As Paul wrote:  “So if there is any encouragement in Christ, any comfort from love, any participation in the Spirit, any affection and sympathy, complete my joy by being of the same mind, having the same love, being in full accord and of one mind. Do nothing from selfish ambition or conceit, but in humility count others more significant than yourselves. Let each of you look not only to his own interests, but also to the interests of others. Have this mind among yourselves, which is yours in Christ Jesus, who, though he was in the form of God, did not count equality with God a thing to be grasped, but emptied himself, by taking the form of a servant, being born in the likeness of men. And being found in human form, he humbled himself by becoming obedient to the point of death, even death on a cross. Therefore God has highly exalted him and bestowed on him the name that is above every name, so that at the name of Jesus every knee should bow, in heaven and on earth and under the earth, and every tongue confess that Jesus Christ is Lord, to the glory of God the Father” (Philippians 2:1-11, ESV).

When we are willing to give all in trust and sure hope in the Gospel and in Christ Jesus in obedience to the Father, then they will see Jesus, the Son, and, as God is pleased, they will believe that He is the Gospel – the Only Salvation – that John announced two thousand years ago.

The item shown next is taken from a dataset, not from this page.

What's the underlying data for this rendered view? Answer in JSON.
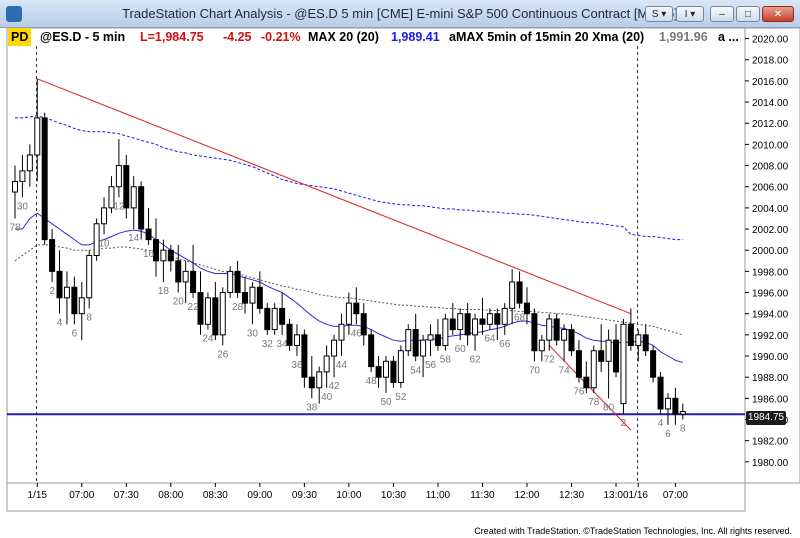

May we – during the Second Advent – in these last days – proclaim the Gospel.  And may God not let His Word go out in vain, but use it to bring many to Him through the salvation secured by and through His Son.

Let us pray:


Almighty God, we thank You for sending John to announce the coming of Your Son, our Savior.  Empower us and give us courage through the indwelling of God the Holy Spirit that we might now announce Your Gospel and Your Soon Coming.  And may Father, Son, and Holy Spirit be glorified.  In Jesus’ Name, Amen.